Scroll through any law enforcement or OIG newsroom, and you’ll quickly learn that healthcare fraud comes in many shapes and sizes. There is no one-size-fits-all fraud scheme adopted by those looking to exploit the system for a buck (or a few million). This is what makes healthcare fraud such a persistent problem. Fraud examiners, enforcement agencies, and firms like Advize Health have found that healthcare fraud can look like anything from your next-door neighbor to the high-profile plastic surgeon in the city. Where there is motivation and opportunity present, there is rationalization to follow; the perfect fraud triangle.

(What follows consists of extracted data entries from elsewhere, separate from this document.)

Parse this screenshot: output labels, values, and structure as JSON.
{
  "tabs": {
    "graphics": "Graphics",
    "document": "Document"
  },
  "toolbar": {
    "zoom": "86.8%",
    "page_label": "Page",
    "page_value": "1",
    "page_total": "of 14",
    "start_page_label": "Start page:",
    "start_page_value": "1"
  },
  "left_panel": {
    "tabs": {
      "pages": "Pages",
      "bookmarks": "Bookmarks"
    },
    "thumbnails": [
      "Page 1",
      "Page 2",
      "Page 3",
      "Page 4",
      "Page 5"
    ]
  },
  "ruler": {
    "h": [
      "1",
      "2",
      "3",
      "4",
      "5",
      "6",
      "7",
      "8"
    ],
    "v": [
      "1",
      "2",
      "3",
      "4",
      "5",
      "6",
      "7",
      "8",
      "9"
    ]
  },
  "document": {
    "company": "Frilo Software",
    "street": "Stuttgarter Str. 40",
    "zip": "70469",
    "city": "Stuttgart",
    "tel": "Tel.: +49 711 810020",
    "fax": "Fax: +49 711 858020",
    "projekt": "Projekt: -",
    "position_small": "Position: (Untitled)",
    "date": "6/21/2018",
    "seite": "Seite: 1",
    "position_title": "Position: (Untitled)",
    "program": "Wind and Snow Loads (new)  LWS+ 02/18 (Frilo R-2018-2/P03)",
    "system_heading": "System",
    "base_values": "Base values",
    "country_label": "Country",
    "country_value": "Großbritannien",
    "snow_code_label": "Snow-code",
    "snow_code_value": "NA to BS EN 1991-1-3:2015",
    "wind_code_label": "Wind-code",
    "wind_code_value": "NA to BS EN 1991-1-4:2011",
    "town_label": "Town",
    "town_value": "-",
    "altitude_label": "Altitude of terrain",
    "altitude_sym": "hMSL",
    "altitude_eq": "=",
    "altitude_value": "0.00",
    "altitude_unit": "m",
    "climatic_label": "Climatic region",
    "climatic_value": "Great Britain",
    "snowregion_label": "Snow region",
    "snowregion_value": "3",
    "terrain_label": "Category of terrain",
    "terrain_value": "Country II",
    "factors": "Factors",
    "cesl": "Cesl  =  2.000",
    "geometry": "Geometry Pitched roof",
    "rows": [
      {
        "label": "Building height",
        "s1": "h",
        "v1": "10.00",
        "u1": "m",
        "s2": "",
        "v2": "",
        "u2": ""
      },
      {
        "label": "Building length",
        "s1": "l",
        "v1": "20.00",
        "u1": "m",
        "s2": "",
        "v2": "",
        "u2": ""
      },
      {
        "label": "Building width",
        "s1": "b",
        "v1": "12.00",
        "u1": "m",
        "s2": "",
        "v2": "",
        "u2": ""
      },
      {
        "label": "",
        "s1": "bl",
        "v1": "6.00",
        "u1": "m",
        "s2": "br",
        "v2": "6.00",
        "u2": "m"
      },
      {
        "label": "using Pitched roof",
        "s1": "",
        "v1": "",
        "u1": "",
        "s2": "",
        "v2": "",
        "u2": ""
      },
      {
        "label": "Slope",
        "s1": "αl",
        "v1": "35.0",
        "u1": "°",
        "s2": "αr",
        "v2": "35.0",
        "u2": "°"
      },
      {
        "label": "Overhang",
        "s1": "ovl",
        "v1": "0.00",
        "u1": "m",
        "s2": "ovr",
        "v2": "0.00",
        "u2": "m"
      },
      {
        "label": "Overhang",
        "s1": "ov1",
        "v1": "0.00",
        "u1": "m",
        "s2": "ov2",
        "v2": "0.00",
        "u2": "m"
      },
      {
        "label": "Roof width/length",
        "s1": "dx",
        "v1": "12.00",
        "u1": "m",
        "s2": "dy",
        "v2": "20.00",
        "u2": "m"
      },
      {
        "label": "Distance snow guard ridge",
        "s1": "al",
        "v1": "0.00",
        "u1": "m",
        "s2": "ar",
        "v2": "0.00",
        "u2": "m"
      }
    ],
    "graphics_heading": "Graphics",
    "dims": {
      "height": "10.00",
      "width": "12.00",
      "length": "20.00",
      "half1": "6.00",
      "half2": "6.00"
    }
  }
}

So, if a fraudster can be anyone, and fraud can be anything, how do we know what fraud really is?
There is one upside to fraud’s ever-growing presence. It’s given the industry enough data to analyze, to categorize. Through reviewing countless cases and convictions, experts can identify the most common types of healthcare fraud, making it easier to identify for those who might not be quite as well-versed in the world of white-collar crime.
Upcoding & Downcoding
These fraternal twins of fraud are among the most common methods for defrauding the government and other healthcare programs. Upcoding and downcoding are incredibly detrimental to reimbursements and documentation accuracy.
Upcoding is usually the product of intention or improper billing practices. The term refers to instances in which providers bill and/or report a higher level of service than what is reflected in the patient’s true treatment plan. The higher levels of services are not typically supported by medical necessity or clinical documentation. This practice is often employed by providers using Evaluation and Management (E/M) codes, which rely on medical necessity for each reported service level. A higher level (Ex. 99214) will lead to greater reimbursements to providers than lower level codes (Ex. 99212).

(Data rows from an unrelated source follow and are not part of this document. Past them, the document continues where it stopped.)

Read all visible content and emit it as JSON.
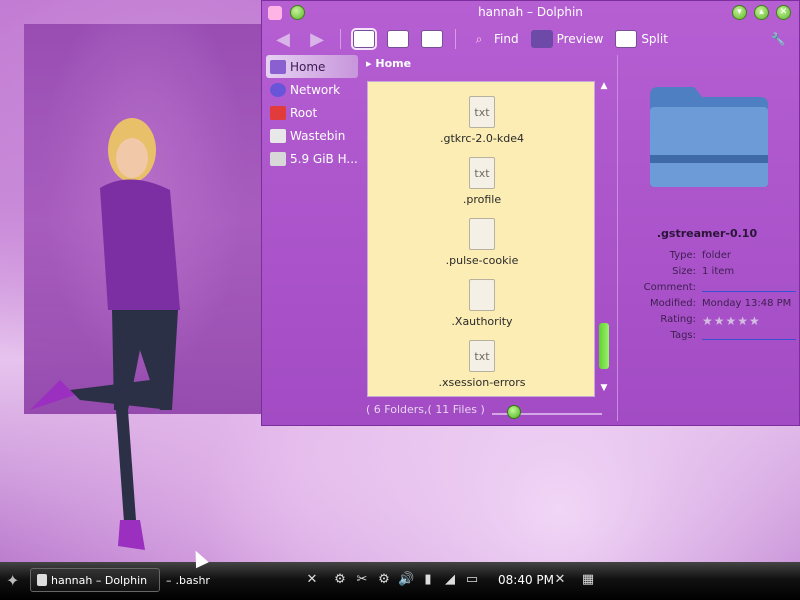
{
  "window": {
    "title": "hannah – Dolphin"
  },
  "toolbar": {
    "find_label": "Find",
    "preview_label": "Preview",
    "split_label": "Split"
  },
  "places": [
    {
      "label": "Home",
      "icon": "home-icon"
    },
    {
      "label": "Network",
      "icon": "network-icon"
    },
    {
      "label": "Root",
      "icon": "root-icon"
    },
    {
      "label": "Wastebin",
      "icon": "trash-icon"
    },
    {
      "label": "5.9 GiB H...",
      "icon": "drive-icon"
    }
  ],
  "breadcrumb": {
    "label": "Home"
  },
  "files": [
    {
      "name": ".gtkrc-2.0-kde4",
      "icon": "text-file-icon",
      "glyph": "txt"
    },
    {
      "name": ".profile",
      "icon": "text-file-icon",
      "glyph": "txt"
    },
    {
      "name": ".pulse-cookie",
      "icon": "binary-file-icon",
      "glyph": ""
    },
    {
      "name": ".Xauthority",
      "icon": "binary-file-icon",
      "glyph": ""
    },
    {
      "name": ".xsession-errors",
      "icon": "text-file-icon",
      "glyph": "txt"
    }
  ],
  "status": {
    "folders": "6 Folders,",
    "files": "11 Files"
  },
  "info_panel": {
    "name": ".gstreamer-0.10",
    "rows": [
      {
        "key": "Type:",
        "value": "folder",
        "link": false
      },
      {
        "key": "Size:",
        "value": "1 item",
        "link": false
      },
      {
        "key": "Comment:",
        "value": "",
        "link": true
      },
      {
        "key": "Modified:",
        "value": "Monday 13:48 PM",
        "link": false
      },
      {
        "key": "Rating:",
        "value": "★★★★★",
        "link": false
      },
      {
        "key": "Tags:",
        "value": "",
        "link": true
      }
    ]
  },
  "taskbar": {
    "tasks": [
      {
        "label": "hannah – Dolphin"
      },
      {
        "label": ".bashr"
      }
    ],
    "clock": "08:40 PM"
  },
  "colors": {
    "accent": "#a24bc4",
    "file_view_bg": "#fcedb4",
    "scroll_thumb": "#5fd32f"
  }
}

Downcoding could be considered as “playing it safe”, as it is very literally the opposite of upcoding. Physicians may bill at a lower level of service performed to avoid accidentally upcoding, or to avoid being flagged for fraud during routine audits. We’ve seen a lot of providers make the mistake of downcoding in attempt to avoid committing fraud via upcoding – but the fact of the matter is that downcoding is fraud. Medicare describes fraud as “billing for services that were not performed”. This means that a well-intentioned downgrade in levels or reimbursement ask is still fraudulent, and still contributes to unnecessary variations in payment cycles and schedules.
Kickbacks are having a bit of a moment. Consumers are consistently surprised at the notion of providers giving and receiving kickbacks – which only seems to encourage such unscrupulous behavior. Kickbacks are what happen when doctors or medical facilities give or receive anything of value (cash, gifts, etc.) from another doctor, facility, or pharmaceutical company in exchange for patient referrals, medication prescriptions, medical device prescriptions, or other procedures driven by provider interest – rather than patient care. This happens often, and in many unconventional ways.

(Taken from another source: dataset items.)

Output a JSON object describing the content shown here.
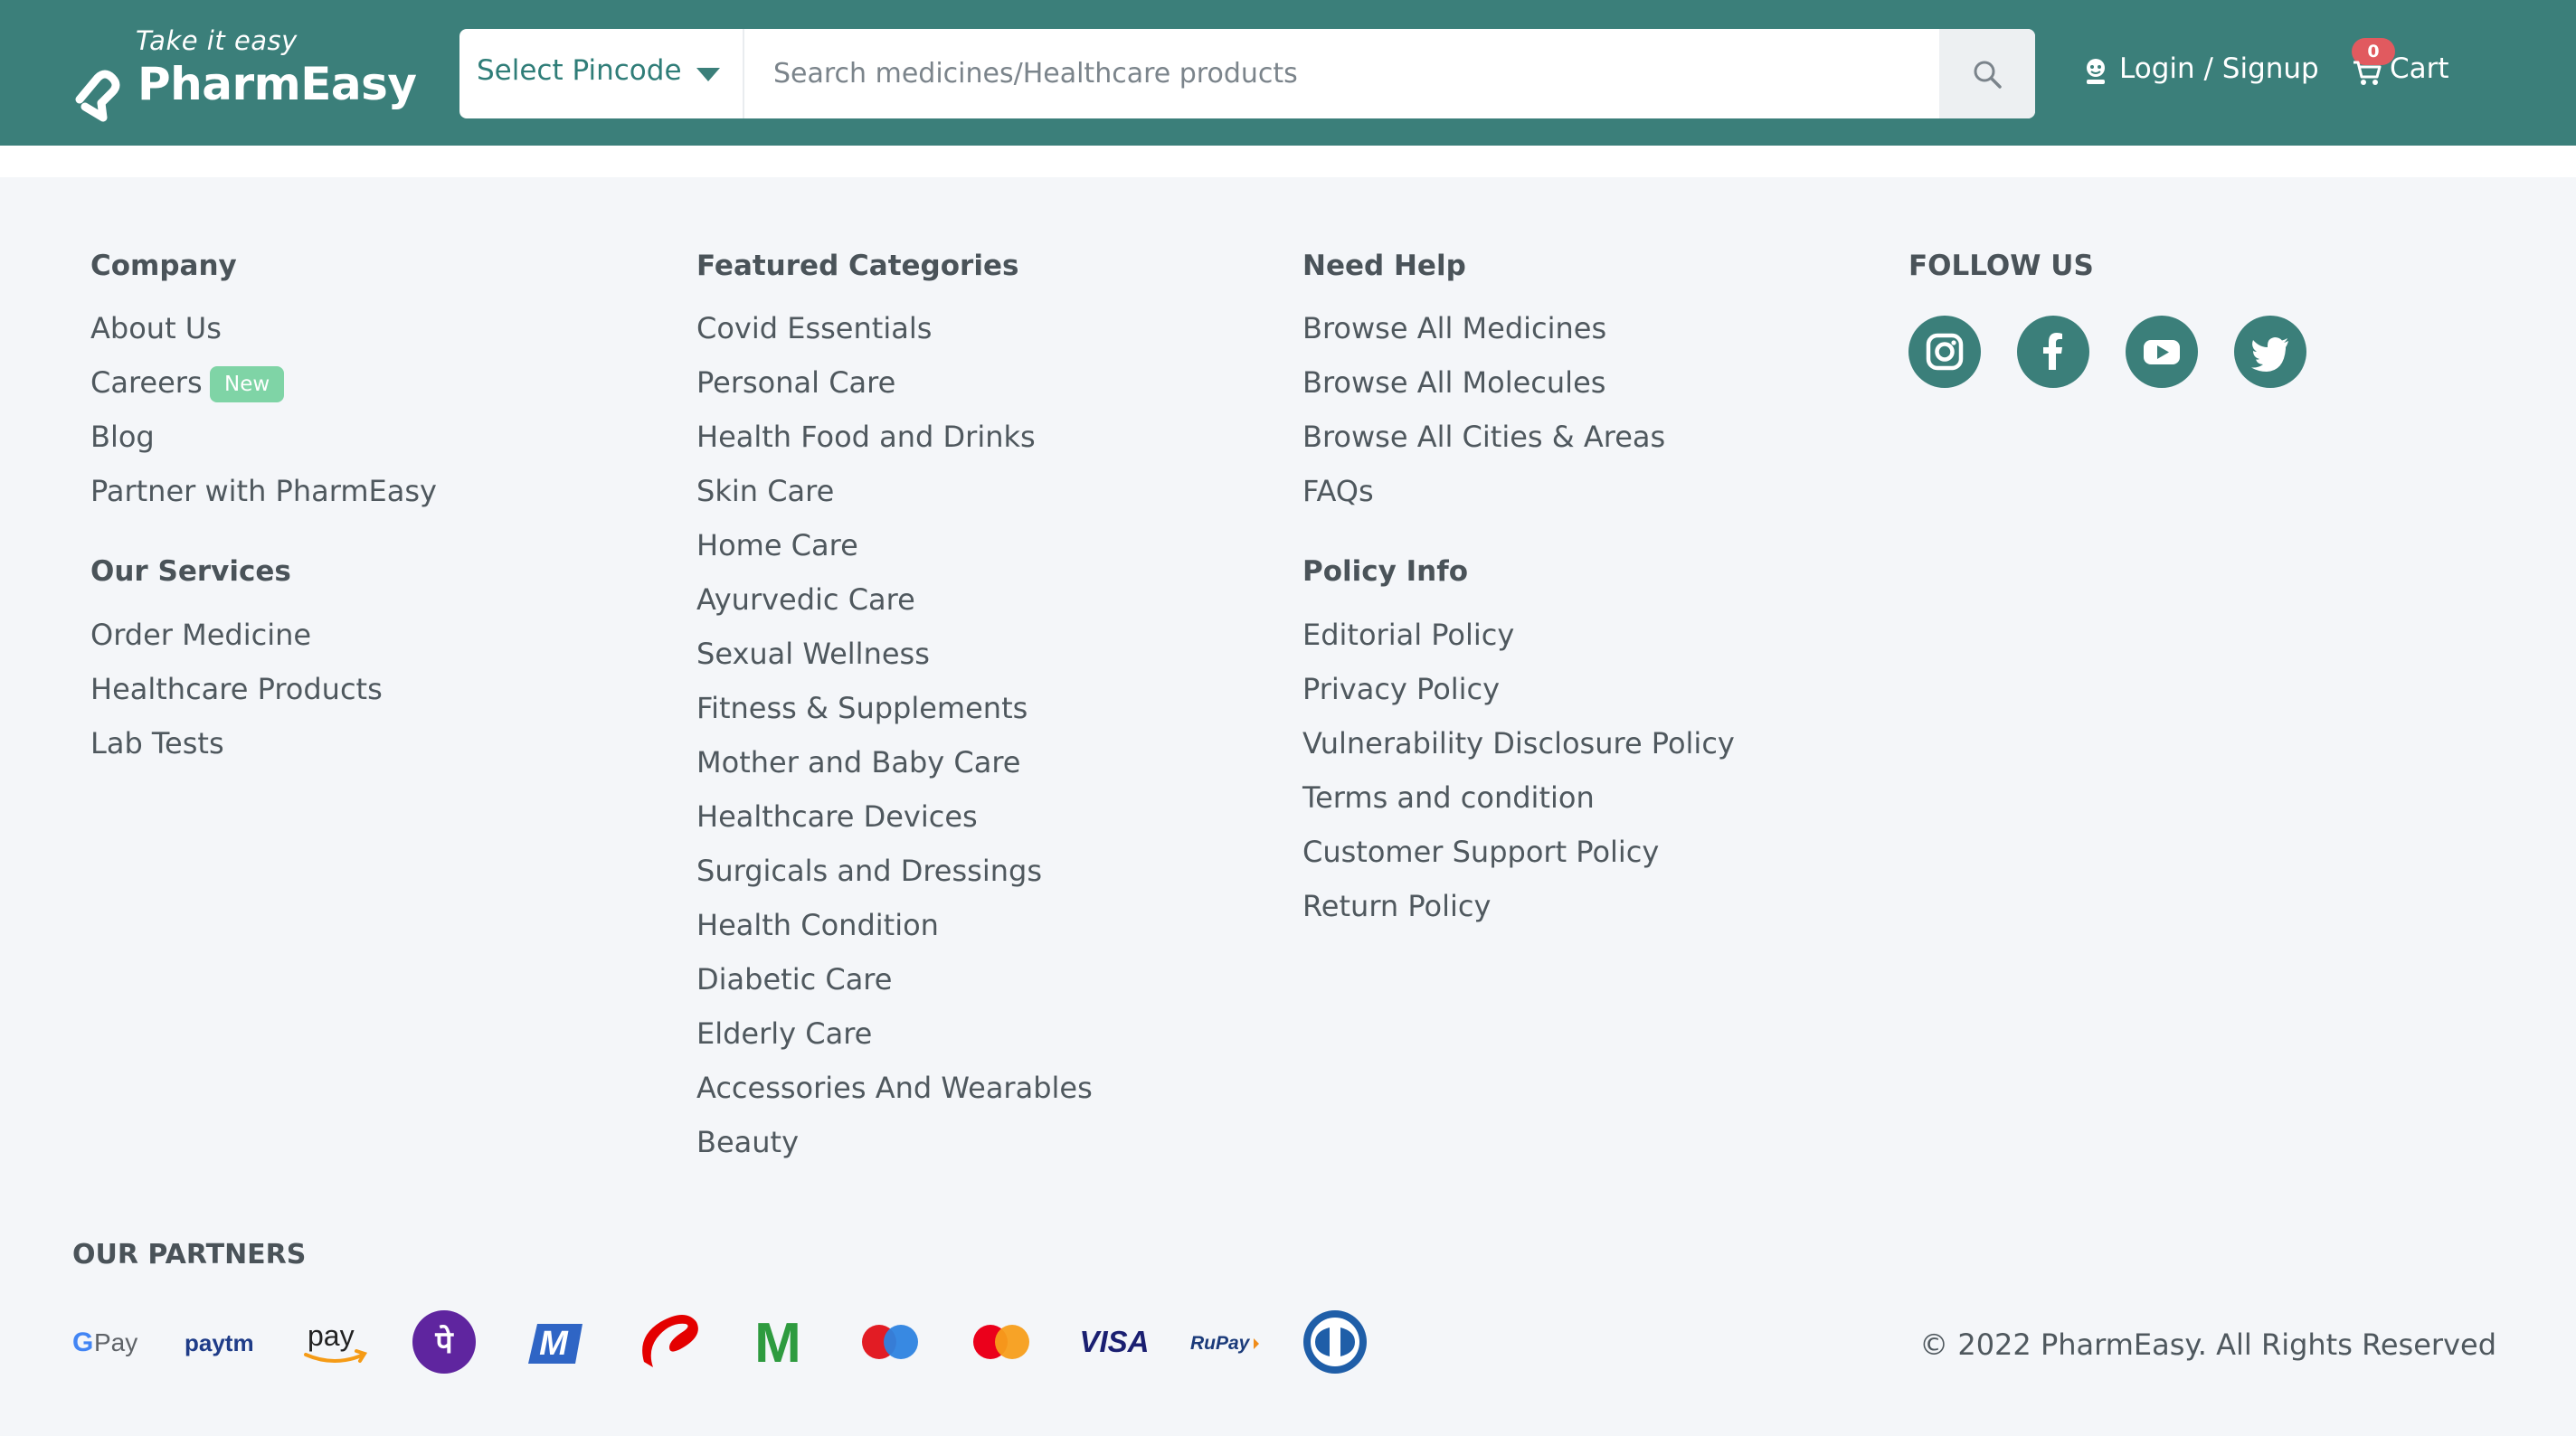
{
  "header": {
    "logo": {
      "tagline": "Take it easy",
      "name": "PharmEasy"
    },
    "pincode_label": "Select Pincode",
    "search_placeholder": "Search medicines/Healthcare products",
    "login_label": "Login / Signup",
    "cart": {
      "label": "Cart",
      "count": "0"
    },
    "brand_color": "#3b7f7a"
  },
  "footer": {
    "company": {
      "heading": "Company",
      "links": [
        "About Us",
        "Careers",
        "Blog",
        "Partner with PharmEasy"
      ],
      "new_badge": "New"
    },
    "services": {
      "heading": "Our Services",
      "links": [
        "Order Medicine",
        "Healthcare Products",
        "Lab Tests"
      ]
    },
    "featured": {
      "heading": "Featured Categories",
      "links": [
        "Covid Essentials",
        "Personal Care",
        "Health Food and Drinks",
        "Skin Care",
        "Home Care",
        "Ayurvedic Care",
        "Sexual Wellness",
        "Fitness & Supplements",
        "Mother and Baby Care",
        "Healthcare Devices",
        "Surgicals and Dressings",
        "Health Condition",
        "Diabetic Care",
        "Elderly Care",
        "Accessories And Wearables",
        "Beauty"
      ]
    },
    "help": {
      "heading": "Need Help",
      "links": [
        "Browse All Medicines",
        "Browse All Molecules",
        "Browse All Cities & Areas",
        "FAQs"
      ]
    },
    "policy": {
      "heading": "Policy Info",
      "links": [
        "Editorial Policy",
        "Privacy Policy",
        "Vulnerability Disclosure Policy",
        "Terms and condition",
        "Customer Support Policy",
        "Return Policy"
      ]
    },
    "follow": {
      "heading": "FOLLOW US",
      "icons": [
        "instagram-icon",
        "facebook-icon",
        "youtube-icon",
        "twitter-icon"
      ]
    },
    "partners": {
      "heading": "OUR PARTNERS",
      "logos": [
        {
          "name": "Google Pay",
          "g": "G",
          "text": "Pay"
        },
        {
          "name": "Paytm",
          "text": "paytm"
        },
        {
          "name": "Amazon Pay",
          "text": "pay"
        },
        {
          "name": "PhonePe",
          "text": "पे"
        },
        {
          "name": "MobiKwik",
          "text": "M"
        },
        {
          "name": "Airtel"
        },
        {
          "name": "Myntra-like M",
          "text": "M"
        },
        {
          "name": "Maestro"
        },
        {
          "name": "Mastercard"
        },
        {
          "name": "Visa",
          "text": "VISA"
        },
        {
          "name": "RuPay",
          "text": "RuPay"
        },
        {
          "name": "Diners Club"
        }
      ]
    },
    "copyright": "© 2022 PharmEasy. All Rights Reserved"
  }
}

Providers may often perform medically unnecessary procedures as a part of an upcoding scheme, or as a standalone scheme. Medicare and Medicaid will and can only reimburse for procedures that are deemed medically necessary. To work around this, providers may document patient conditions as being more severe as they are in order to justify performing more expensive tests, imaging, procedures, and other diagnostics. These treatments may not even be relevant to a patient’s condition and are thus a direct violation of Medicare/Medicaid law.